The principle was simple: The centrifugal force of spinning separates materials by driving the heavier of them to an outer wall first. But the technology is complex: arrangements of vacuums, zero-friction bearings using electromagnets, minute balancing mechanics, thin-walled cylinders of strong but superlight materials.

Uranium gas is fed into the upright “rotor,” a cylinder typically three to six feet tall and several inches wide. It spins on its axis at up to 70,000 revolutions per minute, separating the heavier uranium-238 from the rarer U-235, the isotope whose nucleus produces energy when split in the process called fission.

The mixture is pumped through hundreds of centrifuges to boost its U-235 content to over 3 percent – the level needed for power generators.
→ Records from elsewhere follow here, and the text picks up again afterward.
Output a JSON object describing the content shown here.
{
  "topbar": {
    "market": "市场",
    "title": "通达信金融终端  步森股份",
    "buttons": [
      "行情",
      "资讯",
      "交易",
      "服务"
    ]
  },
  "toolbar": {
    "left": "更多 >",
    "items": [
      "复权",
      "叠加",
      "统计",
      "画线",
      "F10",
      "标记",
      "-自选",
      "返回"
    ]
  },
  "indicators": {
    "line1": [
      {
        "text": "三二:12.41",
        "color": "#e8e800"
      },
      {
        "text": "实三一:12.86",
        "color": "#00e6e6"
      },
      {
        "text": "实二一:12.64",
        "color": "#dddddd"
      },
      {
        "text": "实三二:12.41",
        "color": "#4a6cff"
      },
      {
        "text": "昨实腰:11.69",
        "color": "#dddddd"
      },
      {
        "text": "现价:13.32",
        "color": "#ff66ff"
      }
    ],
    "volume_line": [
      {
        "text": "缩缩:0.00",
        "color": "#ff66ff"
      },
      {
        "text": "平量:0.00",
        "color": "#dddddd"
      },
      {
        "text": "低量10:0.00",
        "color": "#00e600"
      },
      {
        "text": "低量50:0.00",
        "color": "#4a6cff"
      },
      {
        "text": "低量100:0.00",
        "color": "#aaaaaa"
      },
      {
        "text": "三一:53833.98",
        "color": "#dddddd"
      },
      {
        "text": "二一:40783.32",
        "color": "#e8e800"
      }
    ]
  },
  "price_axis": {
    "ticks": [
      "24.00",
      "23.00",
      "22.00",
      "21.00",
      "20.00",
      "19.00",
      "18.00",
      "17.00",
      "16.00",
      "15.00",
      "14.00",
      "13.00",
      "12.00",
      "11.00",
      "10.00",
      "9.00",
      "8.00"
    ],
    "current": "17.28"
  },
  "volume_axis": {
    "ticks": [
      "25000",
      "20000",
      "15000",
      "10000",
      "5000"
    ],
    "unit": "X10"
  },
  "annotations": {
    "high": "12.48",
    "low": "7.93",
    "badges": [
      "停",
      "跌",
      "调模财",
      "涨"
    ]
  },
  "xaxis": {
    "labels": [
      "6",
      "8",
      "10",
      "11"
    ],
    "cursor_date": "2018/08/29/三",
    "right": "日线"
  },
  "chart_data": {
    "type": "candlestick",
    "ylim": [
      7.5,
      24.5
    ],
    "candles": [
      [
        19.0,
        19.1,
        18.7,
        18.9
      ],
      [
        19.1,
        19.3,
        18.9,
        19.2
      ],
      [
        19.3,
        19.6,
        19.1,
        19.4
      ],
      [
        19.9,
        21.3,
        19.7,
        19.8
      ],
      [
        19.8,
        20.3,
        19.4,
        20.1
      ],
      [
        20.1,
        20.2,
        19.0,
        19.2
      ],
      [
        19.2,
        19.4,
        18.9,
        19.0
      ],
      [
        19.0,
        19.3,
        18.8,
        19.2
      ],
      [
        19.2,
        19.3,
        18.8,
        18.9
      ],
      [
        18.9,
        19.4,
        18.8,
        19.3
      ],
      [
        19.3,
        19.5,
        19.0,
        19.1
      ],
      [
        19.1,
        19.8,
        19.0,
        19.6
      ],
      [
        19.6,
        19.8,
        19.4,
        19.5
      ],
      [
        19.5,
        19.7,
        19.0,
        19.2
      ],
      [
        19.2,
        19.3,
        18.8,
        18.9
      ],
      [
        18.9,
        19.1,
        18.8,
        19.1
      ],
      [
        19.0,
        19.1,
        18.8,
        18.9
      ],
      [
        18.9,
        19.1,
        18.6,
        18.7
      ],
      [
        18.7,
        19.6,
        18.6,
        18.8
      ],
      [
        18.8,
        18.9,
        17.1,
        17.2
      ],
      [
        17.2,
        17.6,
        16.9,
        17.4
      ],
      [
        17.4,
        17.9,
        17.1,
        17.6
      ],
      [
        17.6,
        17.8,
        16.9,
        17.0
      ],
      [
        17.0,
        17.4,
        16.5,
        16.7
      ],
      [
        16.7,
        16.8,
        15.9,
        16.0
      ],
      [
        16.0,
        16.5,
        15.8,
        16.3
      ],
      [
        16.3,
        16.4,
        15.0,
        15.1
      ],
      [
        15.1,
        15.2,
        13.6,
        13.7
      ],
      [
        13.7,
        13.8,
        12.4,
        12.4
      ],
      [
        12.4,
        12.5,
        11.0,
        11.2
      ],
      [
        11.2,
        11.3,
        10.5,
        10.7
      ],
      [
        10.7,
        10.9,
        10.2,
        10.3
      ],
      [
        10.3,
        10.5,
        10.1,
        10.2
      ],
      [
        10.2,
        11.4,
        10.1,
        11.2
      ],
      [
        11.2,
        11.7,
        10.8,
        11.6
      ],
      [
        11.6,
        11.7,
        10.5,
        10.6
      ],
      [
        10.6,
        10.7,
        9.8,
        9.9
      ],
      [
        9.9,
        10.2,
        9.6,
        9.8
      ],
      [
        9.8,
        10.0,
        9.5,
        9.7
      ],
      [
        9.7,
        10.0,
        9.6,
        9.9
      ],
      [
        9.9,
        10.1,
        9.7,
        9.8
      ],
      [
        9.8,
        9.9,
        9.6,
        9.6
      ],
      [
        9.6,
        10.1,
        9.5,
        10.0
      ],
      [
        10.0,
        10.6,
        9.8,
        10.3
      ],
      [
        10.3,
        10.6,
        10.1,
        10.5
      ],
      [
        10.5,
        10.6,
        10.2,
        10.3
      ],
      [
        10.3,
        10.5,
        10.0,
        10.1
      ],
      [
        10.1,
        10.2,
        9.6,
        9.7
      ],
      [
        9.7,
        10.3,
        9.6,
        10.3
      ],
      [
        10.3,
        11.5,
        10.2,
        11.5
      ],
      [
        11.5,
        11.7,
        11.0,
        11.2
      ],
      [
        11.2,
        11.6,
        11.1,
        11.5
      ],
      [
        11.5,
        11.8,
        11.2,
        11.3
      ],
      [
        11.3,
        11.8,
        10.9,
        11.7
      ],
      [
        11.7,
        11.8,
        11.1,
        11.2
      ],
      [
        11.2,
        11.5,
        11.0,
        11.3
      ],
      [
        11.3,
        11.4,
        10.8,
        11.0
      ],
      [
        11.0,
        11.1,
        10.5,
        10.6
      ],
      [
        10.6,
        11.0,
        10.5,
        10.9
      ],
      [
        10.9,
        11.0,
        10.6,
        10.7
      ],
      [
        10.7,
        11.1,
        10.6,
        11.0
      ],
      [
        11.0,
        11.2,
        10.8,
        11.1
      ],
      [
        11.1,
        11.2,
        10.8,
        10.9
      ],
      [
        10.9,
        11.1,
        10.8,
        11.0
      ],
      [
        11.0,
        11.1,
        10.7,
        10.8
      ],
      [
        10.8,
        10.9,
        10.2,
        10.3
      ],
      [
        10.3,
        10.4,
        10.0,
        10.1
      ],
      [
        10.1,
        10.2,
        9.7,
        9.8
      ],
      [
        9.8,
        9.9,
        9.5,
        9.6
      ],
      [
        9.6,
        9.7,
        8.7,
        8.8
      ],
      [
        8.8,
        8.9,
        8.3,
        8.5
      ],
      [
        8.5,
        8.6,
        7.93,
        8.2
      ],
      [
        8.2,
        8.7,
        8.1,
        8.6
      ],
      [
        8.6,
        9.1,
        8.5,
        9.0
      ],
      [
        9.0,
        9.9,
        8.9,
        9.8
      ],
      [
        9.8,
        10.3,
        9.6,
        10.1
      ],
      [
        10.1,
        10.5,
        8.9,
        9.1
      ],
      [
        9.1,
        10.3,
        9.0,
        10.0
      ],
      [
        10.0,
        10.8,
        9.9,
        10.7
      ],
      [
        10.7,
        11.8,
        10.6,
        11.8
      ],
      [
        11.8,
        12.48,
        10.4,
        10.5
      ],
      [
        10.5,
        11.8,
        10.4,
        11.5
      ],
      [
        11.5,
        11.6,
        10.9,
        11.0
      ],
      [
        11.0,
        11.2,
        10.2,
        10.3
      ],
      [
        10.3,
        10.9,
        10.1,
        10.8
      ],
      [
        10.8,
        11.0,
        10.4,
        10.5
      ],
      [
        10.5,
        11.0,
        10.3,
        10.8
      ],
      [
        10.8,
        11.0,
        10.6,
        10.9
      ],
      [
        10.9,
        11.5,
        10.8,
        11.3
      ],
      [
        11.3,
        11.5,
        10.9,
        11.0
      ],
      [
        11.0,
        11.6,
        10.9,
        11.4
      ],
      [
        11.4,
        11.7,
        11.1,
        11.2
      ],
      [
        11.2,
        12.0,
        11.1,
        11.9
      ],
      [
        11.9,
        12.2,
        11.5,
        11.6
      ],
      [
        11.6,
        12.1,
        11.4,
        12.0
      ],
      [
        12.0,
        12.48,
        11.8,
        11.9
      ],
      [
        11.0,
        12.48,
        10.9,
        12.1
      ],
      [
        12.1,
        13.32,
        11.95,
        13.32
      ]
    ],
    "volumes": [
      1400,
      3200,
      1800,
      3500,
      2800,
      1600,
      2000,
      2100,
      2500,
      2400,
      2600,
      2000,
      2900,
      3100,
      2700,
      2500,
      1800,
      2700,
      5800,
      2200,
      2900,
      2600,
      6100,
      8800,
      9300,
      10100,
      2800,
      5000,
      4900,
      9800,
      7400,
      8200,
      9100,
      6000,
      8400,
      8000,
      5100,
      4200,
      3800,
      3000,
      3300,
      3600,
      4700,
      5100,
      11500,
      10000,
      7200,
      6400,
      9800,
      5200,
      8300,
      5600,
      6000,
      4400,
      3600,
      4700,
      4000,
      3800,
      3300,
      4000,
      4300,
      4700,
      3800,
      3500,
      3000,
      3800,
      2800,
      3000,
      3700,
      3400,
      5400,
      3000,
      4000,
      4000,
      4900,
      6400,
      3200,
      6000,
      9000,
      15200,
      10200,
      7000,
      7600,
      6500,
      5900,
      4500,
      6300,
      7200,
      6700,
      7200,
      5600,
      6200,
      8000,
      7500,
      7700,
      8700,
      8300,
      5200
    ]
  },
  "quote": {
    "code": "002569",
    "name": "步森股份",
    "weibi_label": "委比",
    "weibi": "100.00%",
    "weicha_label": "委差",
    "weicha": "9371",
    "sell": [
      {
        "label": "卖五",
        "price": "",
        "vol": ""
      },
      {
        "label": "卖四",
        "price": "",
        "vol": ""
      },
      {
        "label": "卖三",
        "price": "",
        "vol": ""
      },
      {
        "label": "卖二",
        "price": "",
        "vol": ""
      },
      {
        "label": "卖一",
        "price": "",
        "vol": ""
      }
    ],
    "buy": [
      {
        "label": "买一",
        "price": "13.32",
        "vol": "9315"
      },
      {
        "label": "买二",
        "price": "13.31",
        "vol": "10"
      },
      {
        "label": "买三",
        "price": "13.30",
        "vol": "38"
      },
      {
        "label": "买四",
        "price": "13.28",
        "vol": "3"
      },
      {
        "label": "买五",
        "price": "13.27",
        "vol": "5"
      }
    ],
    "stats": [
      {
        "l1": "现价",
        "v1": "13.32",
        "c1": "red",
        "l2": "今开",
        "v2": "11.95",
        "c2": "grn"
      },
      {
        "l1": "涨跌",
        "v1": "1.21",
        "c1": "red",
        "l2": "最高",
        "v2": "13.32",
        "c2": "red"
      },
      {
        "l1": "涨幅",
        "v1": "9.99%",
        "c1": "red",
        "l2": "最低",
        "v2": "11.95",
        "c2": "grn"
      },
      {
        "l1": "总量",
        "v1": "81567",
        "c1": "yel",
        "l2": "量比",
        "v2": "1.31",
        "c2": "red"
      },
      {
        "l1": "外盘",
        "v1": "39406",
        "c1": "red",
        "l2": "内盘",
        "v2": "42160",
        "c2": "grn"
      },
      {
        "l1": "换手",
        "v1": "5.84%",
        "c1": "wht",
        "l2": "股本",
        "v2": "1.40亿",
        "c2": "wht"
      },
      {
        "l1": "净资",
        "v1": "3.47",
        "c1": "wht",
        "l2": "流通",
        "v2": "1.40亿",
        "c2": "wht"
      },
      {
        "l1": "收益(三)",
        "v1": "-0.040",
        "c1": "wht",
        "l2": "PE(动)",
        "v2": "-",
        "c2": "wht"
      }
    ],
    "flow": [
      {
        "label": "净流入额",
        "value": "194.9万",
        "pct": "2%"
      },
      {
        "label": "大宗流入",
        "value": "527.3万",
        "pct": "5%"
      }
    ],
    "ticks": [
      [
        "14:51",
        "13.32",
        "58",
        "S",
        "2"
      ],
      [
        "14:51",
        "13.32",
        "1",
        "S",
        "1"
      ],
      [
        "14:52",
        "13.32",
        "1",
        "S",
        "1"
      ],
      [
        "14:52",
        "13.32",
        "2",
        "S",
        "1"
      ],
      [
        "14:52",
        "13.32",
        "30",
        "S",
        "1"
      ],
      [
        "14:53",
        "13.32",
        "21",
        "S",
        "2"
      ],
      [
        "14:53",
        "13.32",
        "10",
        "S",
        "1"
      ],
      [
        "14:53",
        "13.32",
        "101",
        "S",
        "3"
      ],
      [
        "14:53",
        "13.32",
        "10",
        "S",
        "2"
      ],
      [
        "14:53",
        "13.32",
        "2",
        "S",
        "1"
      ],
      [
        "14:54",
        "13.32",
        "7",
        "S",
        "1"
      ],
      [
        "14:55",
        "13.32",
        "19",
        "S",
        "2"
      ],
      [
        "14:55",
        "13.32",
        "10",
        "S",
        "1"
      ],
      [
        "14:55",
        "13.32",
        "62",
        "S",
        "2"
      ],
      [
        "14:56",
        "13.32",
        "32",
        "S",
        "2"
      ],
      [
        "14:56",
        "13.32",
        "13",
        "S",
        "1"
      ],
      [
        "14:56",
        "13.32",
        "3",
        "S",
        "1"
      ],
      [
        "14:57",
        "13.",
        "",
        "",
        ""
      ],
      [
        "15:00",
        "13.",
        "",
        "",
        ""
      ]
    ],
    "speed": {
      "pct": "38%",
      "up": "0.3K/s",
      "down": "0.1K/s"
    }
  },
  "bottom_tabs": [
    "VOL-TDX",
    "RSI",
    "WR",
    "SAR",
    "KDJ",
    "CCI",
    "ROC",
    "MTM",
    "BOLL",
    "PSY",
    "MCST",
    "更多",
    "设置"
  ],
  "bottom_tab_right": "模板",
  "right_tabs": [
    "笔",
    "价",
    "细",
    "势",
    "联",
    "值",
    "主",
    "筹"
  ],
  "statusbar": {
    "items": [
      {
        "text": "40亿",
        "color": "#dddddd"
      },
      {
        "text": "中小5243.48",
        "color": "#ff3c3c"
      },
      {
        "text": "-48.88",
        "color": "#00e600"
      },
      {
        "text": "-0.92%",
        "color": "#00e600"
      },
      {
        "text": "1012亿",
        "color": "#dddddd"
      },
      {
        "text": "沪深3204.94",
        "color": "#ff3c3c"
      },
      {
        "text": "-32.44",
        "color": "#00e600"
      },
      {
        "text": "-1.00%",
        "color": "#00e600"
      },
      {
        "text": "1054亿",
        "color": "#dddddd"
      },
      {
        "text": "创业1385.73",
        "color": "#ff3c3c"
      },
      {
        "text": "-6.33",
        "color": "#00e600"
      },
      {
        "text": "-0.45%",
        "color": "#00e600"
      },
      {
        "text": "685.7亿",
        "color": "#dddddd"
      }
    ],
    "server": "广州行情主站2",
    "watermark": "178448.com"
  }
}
If extended, the process can produce uranium that is 90 percent U-235 -required for nuclear bombs.

Free-lancing German engineers brought classified centrifuge technology to Baghdad in 1988-89 as Iraq moved toward a nuclear weapon. United Nations inspectors later dismantled that plant, but after a four-year absence they’ll look for signs of centrifuge rebuilding on their expected return later this year.

In the early 1990s, the same Germans helped Brazil build centrifuges to produce fuel for nuclear submarines, raising proliferation concerns in Latin America.

Earlier, a Pakistani engineer in Western Europe’s nuclear industry brought back to his homeland the knowledge – and reportedly plans – for centrifuge technology.

Pakistan now has dozens of nuclear bombs.

Some believe North Korea’s new weapons plans, disclosed last week, may be all-Korean, based on old, widely known centrifuge technology. Others believe Pakistan helped. American officials say they don’t know. “There are a lot of countries that may have been assisting,” said Condoleezza Rice, U.S. national security adviser.

Russia, China, Japan and India have centrifuges. Ukraine disclosed it developed its own with help from scientists who fled Georgia’s Sukhumi institute. Israel reportedly enriches uranium for bombs. Iran, believed seeking weapons capability, has tried to buy centrifuges from Russia. The United States, meanwhile, is re-emphasizing centrifuges over gaseous diffusion, a more cumbersome enrichment technology.

“It can be as simple as having someone who knows how to do it. That’s what’s really spreading around,” said American physicist David Albright, a former U.N. inspector in Iraq.

The industry hopes so. Steve Kidd, research chief for the industry’s London-based World Nuclear Association, said all the world’s uranium enrichment may be done by centrifuges within 20 years.

Zia Mian, at Princeton University, fears that will put enrichment equipment in too many Third World hands. “Then there’s only the decision of a sovereign government to do what they want with it.”

Such fears are overblown, said Kidd. He questioned whether “rogue states” really will master the technology and concluded, “Any attempt to damn commercial centrifuge plants by association is, in my view, quite wrong.”